I have experimented with both pgvector (through supabase) and elasticsearch. Bot...

osigurdson · on April 13, 2023

If already using both, what would you recommend?

omneity · on April 13, 2023

It really boils down to which stack you are familiar with / which stack integrates better with the rest of your infrastructure / use case.

If you're already ingesting a lot of data to ES and you want to vectorize it, it has a good support for cosine similarity in its indexes.

If you store data in a PG database and you want to make it searchable by similarity, then pgvector is a good choice. It's especially powerful coupled with the ease of use of the supabase platform.
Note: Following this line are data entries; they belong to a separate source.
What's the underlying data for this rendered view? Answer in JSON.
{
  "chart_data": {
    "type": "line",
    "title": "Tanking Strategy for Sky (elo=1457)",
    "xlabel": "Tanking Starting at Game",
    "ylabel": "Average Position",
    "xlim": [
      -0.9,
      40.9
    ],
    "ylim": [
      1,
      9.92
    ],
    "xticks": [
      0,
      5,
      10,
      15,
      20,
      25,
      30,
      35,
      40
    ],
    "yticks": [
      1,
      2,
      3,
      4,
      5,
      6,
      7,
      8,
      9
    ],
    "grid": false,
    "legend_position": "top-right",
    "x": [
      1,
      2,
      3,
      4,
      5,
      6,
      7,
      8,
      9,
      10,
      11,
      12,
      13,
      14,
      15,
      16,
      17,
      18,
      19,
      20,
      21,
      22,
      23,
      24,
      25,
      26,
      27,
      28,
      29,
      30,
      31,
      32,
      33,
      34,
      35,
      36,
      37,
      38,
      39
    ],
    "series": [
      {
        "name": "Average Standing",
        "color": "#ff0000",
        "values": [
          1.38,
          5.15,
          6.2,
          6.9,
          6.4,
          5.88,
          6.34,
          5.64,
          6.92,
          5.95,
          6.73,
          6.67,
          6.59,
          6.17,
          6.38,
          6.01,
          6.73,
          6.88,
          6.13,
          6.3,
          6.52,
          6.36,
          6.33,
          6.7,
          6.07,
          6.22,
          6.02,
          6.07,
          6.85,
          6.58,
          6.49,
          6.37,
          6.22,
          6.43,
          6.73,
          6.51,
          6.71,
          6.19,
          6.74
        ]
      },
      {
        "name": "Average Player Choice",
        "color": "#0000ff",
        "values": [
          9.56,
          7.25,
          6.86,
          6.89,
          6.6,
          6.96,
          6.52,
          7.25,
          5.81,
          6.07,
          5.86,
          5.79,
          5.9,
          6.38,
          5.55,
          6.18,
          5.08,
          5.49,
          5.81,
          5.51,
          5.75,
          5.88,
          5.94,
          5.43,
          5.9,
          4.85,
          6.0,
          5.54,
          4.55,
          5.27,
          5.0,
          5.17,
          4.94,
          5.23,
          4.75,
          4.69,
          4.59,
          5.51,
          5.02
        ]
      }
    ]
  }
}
You can make a document-based chatbot very very quickly.

In both cases it is more of a datatype and a lot of your logic will still reside in your application layer.

In my case I was already ingesting data into elastic, so I just added a dense_vector property to my index, and a vectorization step in my external code by calling the openAI api and saving the result into dense_vector.

In the future, I'm planning to build an AI powered webapp and my stack of choice will be supabase + pgvector because it's a better option as a public app backend.

itsuka · on April 14, 2023

> It's especially powerful coupled with the ease of use of the supabase platform

Just as you said, I followed their Clippy tutorial (which utilizes pgvector and OpenAI embedding) and was able to spin up a document-based chatbot quickly. In my specific use case, I stored portions of my knowledge base as embeddings in a normal Postgres table. The next step would be to implement a Row-Level Security for extra security (in case I screwed up somewhere). Thankfully, all my data and auth info are integrated with Supabase, so it's straightforward to do.